Die russische Zentralbank hat kürzlich einen Bericht veröffentlicht, in dem sie warnt, dass Finanzvertriebsorganisationen Kryptowährungen zunehmend als Hauptmittel zur Kapitalbeschaffung nutzen, wobei der Anteil von 77 % im Jahr 2024 auf 84 % im Jahr 2025 gestiegen ist. Im vergangenen Jahr identifizierte die Zentralbank insgesamt 7.087 Finanzpyramiden, Scheingeschäfte und andere Betrugspläne, von denen 80 % online betrieben werden und die meisten Kryptowährungen sowie Money Mules für Geldtransfers verwenden.
Laut Bericht der russischen Zentralbank zeigt die Größe und Organisation dieser Betrugsaktivitäten eine klare systematische Transformation:
Betrugspläne: Von den im letzten Jahr identifizierten 7.087 Plänen sind Finanzpyramiden, Scheingeschäfte mit legitimen Maklern und gefälschte Krypto-Investitionsprojekte mit hohen Renditen beteiligt.

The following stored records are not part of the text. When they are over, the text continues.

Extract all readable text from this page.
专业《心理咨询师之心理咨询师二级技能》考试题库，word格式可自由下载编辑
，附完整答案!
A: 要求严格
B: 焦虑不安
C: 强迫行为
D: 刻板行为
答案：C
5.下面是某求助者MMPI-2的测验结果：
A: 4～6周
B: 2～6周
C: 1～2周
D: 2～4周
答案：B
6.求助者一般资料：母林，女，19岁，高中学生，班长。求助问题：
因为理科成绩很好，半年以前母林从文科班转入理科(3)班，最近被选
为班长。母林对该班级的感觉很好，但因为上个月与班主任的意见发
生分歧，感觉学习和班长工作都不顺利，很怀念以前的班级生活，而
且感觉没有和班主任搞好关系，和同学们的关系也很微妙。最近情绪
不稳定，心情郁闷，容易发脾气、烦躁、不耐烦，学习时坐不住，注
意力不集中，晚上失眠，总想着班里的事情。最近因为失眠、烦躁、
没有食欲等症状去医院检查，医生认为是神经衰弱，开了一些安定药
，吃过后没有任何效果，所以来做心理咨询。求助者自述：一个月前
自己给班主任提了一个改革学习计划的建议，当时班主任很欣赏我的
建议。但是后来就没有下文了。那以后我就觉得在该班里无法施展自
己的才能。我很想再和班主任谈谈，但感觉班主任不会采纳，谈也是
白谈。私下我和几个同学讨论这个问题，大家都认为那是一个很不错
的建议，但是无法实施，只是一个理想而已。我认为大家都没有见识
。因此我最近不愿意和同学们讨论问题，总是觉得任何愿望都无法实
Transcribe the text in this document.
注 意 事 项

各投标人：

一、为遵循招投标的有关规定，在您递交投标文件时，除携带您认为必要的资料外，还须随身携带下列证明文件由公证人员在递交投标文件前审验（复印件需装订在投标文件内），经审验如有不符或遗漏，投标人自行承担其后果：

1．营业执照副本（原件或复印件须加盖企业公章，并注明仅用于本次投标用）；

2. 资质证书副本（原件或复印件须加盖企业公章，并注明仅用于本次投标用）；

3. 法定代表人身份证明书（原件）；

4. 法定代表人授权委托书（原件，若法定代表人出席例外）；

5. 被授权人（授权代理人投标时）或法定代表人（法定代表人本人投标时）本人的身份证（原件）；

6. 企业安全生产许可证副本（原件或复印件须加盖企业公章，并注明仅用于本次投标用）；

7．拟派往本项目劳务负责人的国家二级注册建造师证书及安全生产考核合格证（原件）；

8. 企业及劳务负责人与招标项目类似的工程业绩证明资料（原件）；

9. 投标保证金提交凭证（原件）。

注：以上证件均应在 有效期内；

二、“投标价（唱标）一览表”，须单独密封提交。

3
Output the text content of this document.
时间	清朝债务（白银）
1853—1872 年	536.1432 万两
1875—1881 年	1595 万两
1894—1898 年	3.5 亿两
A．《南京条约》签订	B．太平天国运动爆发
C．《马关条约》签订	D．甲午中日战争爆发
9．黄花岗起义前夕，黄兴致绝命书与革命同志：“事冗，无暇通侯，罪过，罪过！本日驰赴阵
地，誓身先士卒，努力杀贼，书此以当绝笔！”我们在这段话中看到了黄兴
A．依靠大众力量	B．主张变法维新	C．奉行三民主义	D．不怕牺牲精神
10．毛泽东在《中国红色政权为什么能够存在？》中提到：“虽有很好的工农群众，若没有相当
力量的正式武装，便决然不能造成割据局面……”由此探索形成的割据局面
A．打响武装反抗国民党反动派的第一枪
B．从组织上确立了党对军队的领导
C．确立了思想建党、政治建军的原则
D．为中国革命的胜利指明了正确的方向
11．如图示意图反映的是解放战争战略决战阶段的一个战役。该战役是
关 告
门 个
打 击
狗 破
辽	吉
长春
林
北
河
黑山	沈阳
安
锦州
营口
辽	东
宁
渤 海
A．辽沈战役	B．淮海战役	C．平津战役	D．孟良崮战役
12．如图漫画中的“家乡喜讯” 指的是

Online-Anteil: 80 % der Vertriebsbetrügereien operieren vollständig online ohne physisches Büro; sie kontaktieren potenzielle Opfer hauptsächlich über soziale Medien, Messaging-Apps und Telefon.
Kryptowährungsnutzung: Im Jahr 2025 verwenden 84 % der Betrüger Kryptowährungen für die Kapitalbeschaffung, gegenüber 77 % im Jahr 2024.
Gefälschte Krypto-Investitionsprojekte: Rund 1.500 Unternehmen verkaufen potenziellen Kunden falsche Krypto-Investitionspläne.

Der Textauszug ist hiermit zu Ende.